У Диккенса обнаруживается также меньшее, чем того можно было бы ожидать от него, понимание преступников. Да, он хорошо осведомлен о социально-экономических причинах преступности, но частенько дает основания предполагать, что считает, будто человек, однажды нарушивший закон, навсегда ставит себя вне общества. В одной из заключительных глав «Дэвида Копперфильда» рассказывается о посещении Дэвидом тюрьмы, где отбывают наказание Латимер и Урия Хип. Диккенс явно считает ужасающие «образцовые» тюрьмы (против которых так незабвенно выступил Чарльз Рид в своем романе «Никогда не поздно исправить») чересчур гуманными. Он негодует, что пища была слишком хороша! Если речь идет о преступности или о крайней нищете, ум Диккенса выказывает привычку к правилу: «Я сам всегда на стороне респектабельности». Чрезвычайно интересно отношение Нина к Мэгвичу в «Великих ожиданиях» (это явно позиция самого Диккенса). Пип постоянно ощущает собственную неблагодарность по отношению к Джо, но куда меньше — по отношению к Мэгвичу, когда же он узнает, что тот, кто много лет осыпал его благами, на самом деле пересыльный каторжник, то его охватывают бешеные приступы отвращения. «Омерзение, которое я питал к этому человеку, злоба, которую я к нему испытывал, отвращение, с которым я избегал его, были столь велики, словно я видел перед собой какого-то страшного зверя» и т. д. и т. д. Насколько понимаешь из текста, все это не из-за того, что в детстве Пип натерпелся от Мэгвича на церковном погосте, а именно потому, что Мэгвич преступник и каторжник. Легкое дополнение к позиции «я-то-сам-респектабельный»: Пип решает, что он не может принять деньги Мэгвича. Деньги эти были добыты не преступлением, а. заработаны честно, но они — деньги бывшего каторжника и уже поэтому «запятнаны». Замечу, в такой ситуации нет никакой психологической фальши. Психологически последняя часть «Великих ожиданий» на уровне лучшего, что создано Диккенсом, читая ее, не расстаешься с мыслью: «Да, именно так Пип и должен себя вести». Все дело в том, что в истории с Мэгвичем Диккенс в Пипе выражает себя с позиции в основе своей снобистской. Вот и попал Мэгвич в тот странный разряд героев, что и Фальстаф, возможно, и Дон Кихот — героев, которые оказываются более трогательными, чем задумывал автор.
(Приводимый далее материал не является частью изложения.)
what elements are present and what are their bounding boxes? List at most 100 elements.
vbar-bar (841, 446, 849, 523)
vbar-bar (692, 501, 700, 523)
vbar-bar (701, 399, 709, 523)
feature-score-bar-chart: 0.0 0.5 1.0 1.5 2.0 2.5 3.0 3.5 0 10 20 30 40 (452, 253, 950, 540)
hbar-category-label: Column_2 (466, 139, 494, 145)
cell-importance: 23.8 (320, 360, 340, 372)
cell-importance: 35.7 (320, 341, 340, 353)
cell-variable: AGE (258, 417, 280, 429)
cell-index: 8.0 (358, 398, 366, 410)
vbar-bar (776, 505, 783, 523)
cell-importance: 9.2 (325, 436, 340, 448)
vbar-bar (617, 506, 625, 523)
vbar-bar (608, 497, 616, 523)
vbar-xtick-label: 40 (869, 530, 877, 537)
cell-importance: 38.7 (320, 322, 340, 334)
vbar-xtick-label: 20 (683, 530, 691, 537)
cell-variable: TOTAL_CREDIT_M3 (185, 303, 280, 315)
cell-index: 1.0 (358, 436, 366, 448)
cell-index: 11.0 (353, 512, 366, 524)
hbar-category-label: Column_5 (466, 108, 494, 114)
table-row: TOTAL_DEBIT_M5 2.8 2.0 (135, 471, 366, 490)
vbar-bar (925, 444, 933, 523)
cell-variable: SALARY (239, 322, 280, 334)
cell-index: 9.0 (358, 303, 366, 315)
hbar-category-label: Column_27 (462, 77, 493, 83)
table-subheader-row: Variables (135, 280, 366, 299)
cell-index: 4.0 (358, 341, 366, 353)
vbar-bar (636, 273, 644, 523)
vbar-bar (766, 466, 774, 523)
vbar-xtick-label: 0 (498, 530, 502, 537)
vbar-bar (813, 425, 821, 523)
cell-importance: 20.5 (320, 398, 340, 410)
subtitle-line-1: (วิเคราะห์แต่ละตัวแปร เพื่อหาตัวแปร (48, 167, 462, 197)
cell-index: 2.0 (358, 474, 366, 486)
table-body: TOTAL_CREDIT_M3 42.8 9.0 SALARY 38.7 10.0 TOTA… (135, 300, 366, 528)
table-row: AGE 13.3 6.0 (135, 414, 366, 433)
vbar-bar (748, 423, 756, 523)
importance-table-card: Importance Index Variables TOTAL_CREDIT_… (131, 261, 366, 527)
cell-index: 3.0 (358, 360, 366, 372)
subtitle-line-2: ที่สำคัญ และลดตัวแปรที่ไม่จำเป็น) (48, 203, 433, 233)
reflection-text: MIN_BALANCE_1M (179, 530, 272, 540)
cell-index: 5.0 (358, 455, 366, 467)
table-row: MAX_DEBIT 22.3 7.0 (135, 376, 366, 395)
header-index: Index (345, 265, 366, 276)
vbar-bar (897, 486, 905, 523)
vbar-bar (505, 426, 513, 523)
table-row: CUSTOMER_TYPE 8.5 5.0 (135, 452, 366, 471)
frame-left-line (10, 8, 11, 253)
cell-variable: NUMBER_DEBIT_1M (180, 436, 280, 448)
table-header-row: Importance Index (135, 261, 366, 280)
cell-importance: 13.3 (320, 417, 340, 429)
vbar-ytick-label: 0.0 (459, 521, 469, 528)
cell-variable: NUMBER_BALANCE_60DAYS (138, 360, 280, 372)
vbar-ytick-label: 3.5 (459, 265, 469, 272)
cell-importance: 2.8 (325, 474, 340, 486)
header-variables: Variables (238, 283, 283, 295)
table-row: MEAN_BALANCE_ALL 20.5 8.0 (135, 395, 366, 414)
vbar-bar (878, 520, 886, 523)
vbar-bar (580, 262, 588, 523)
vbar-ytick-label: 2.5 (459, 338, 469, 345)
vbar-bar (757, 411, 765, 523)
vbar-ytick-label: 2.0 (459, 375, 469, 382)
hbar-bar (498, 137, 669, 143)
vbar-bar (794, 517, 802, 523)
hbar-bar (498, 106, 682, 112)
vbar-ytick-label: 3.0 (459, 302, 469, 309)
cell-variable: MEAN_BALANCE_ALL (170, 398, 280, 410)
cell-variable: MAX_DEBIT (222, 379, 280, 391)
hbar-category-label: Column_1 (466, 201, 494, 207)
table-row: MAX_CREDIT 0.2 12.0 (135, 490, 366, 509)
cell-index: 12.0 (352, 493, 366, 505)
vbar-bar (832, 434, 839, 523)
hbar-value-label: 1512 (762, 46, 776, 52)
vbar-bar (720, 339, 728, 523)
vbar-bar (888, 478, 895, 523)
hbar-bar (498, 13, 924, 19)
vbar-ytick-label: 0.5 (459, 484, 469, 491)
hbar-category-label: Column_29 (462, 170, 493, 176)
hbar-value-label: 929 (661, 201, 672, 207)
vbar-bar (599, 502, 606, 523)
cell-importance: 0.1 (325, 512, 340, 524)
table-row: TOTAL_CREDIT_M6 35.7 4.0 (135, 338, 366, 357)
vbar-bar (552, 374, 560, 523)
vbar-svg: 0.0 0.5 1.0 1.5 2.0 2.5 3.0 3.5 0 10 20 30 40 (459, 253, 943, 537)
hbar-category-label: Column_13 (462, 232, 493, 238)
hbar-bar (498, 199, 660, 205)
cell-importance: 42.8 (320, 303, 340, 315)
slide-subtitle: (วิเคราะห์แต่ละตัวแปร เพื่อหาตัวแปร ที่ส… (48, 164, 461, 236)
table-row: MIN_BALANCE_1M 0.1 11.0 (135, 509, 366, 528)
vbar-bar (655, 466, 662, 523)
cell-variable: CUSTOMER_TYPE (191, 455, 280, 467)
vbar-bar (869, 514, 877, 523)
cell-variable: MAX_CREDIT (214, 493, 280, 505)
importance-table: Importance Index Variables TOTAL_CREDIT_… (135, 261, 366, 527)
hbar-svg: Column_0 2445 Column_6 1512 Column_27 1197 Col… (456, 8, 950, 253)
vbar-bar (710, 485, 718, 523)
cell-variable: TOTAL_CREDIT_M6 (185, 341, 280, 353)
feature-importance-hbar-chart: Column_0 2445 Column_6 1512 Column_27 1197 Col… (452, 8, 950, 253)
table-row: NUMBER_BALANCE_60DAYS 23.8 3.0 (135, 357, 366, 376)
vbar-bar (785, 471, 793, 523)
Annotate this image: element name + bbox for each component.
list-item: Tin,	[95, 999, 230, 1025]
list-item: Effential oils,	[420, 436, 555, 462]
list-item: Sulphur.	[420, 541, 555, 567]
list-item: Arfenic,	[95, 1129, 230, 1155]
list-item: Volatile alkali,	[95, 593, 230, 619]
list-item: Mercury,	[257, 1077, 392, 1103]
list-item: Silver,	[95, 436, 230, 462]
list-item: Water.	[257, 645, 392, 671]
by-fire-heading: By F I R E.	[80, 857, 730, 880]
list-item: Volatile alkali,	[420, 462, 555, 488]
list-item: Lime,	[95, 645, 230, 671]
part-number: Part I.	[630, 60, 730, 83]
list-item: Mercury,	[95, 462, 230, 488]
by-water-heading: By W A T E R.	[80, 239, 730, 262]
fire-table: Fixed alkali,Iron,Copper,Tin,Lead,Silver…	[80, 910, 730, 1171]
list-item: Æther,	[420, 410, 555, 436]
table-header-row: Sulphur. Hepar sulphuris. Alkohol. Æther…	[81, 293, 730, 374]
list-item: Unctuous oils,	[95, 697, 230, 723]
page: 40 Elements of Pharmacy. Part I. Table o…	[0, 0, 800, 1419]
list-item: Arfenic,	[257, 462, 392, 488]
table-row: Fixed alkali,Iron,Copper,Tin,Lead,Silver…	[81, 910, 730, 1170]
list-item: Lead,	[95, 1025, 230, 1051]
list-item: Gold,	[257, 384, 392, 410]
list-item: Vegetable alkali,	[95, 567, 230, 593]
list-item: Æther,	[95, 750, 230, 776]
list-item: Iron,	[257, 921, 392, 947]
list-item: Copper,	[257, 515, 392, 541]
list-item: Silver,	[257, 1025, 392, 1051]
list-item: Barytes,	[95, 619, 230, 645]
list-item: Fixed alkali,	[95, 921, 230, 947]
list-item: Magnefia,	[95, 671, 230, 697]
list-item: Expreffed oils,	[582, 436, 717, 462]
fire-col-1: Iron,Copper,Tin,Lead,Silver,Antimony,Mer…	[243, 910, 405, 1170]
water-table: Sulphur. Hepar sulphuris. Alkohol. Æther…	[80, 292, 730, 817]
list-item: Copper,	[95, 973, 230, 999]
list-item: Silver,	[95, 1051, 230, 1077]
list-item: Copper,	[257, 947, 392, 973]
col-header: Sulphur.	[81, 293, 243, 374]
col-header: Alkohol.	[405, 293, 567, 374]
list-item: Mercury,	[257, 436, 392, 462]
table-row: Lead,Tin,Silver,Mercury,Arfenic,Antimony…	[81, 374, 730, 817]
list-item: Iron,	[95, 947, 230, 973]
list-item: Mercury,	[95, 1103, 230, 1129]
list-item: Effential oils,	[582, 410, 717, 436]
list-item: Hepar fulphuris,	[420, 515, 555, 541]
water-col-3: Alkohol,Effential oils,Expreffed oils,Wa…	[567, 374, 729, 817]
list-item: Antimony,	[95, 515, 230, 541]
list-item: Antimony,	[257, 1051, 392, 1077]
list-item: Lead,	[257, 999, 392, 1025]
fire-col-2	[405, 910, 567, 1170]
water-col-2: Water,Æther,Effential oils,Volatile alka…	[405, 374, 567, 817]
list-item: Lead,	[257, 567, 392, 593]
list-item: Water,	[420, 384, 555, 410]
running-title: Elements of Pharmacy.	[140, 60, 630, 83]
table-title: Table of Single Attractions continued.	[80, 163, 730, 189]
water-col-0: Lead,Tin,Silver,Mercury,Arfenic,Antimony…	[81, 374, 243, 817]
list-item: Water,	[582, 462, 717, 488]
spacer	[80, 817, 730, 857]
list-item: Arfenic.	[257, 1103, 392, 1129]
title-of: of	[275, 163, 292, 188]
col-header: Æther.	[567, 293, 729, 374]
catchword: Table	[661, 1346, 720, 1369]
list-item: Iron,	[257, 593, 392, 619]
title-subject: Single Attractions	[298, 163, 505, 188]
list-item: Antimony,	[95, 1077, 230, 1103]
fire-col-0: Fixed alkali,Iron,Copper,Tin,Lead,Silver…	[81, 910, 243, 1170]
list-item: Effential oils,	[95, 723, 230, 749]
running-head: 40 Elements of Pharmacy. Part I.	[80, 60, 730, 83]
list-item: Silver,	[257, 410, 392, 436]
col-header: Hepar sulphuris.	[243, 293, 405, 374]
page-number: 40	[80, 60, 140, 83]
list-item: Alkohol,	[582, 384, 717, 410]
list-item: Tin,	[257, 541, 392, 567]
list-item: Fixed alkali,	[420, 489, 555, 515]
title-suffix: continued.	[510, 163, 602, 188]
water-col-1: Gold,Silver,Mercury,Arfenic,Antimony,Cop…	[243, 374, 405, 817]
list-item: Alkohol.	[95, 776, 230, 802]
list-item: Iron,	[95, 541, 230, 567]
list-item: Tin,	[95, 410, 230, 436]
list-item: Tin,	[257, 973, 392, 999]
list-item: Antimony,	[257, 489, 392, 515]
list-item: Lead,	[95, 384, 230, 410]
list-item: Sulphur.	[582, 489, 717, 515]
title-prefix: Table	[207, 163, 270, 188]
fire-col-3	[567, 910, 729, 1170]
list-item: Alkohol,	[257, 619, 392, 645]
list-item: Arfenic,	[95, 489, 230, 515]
Когда же речь идет о не совершавшем преступлений бедняке, об обычном, честном, в поте лица добывающем хлеб бедняке, то, разумеется, во взгляде на него у Диккенса нет и тени презрительности. Он искренне восхищается такими людьми, как Пеготи и Плорниши. Неясно только, считает ли он их действительно ровней. Исключительно интересно читать XI главу «Дэвида Копперфидьда», сравнивая ее с автобиографическими заметками (часть их приведена Форстером в «Жизни»), где Диккенс выражает свои чувства по поводу работы на гуталинной фабрике куда сильнее, чем в романе. И через двадцать лет память об этом столь болезненна, что он предпочитает сделать крюк, лишь бы не попасть в тот район Стренда. Он признается, что пройтись там «я не мог без слез и рыданий уже и после того, как мой старший сын научился говорить». Текст свидетельствует недвусмысленно: самую острую боль как тогда, так и прежде, вызывали у него вынужденные встречи с «низкими» знакомцами:
«Слова бессильны выразить, в какой тайной агонии пребывала душа моя, когда я погружался в это товарищество, сравнивая моих нынешних, каждый день на работе встречаемых товарищей с теми, кого оставил я в моем более счастливом детстве. Но и на гуталинной фабрике я был не из последних… Скоро сделался я ничуть не хуже других, так же проворен и так же мастеровит, как любой из мальчишек. Мы были похожи, и все же поведением и манерами я достаточно отличался от них, чтобы между нами всегда чувствовалась некоторая дистанция. В разговоре ребята, как и взрослые рабочие, обращались ко мне как к «молодому джентльмену». Кто-то из мужчин… в беседе порой называл меня «Чарльз», но, помнится, такое случалось, когда мы оставались наедине… Пол Грин раз было взбунтовался против этого «молодого джентльмена», но Боб Фаджин быстренько его успокоил».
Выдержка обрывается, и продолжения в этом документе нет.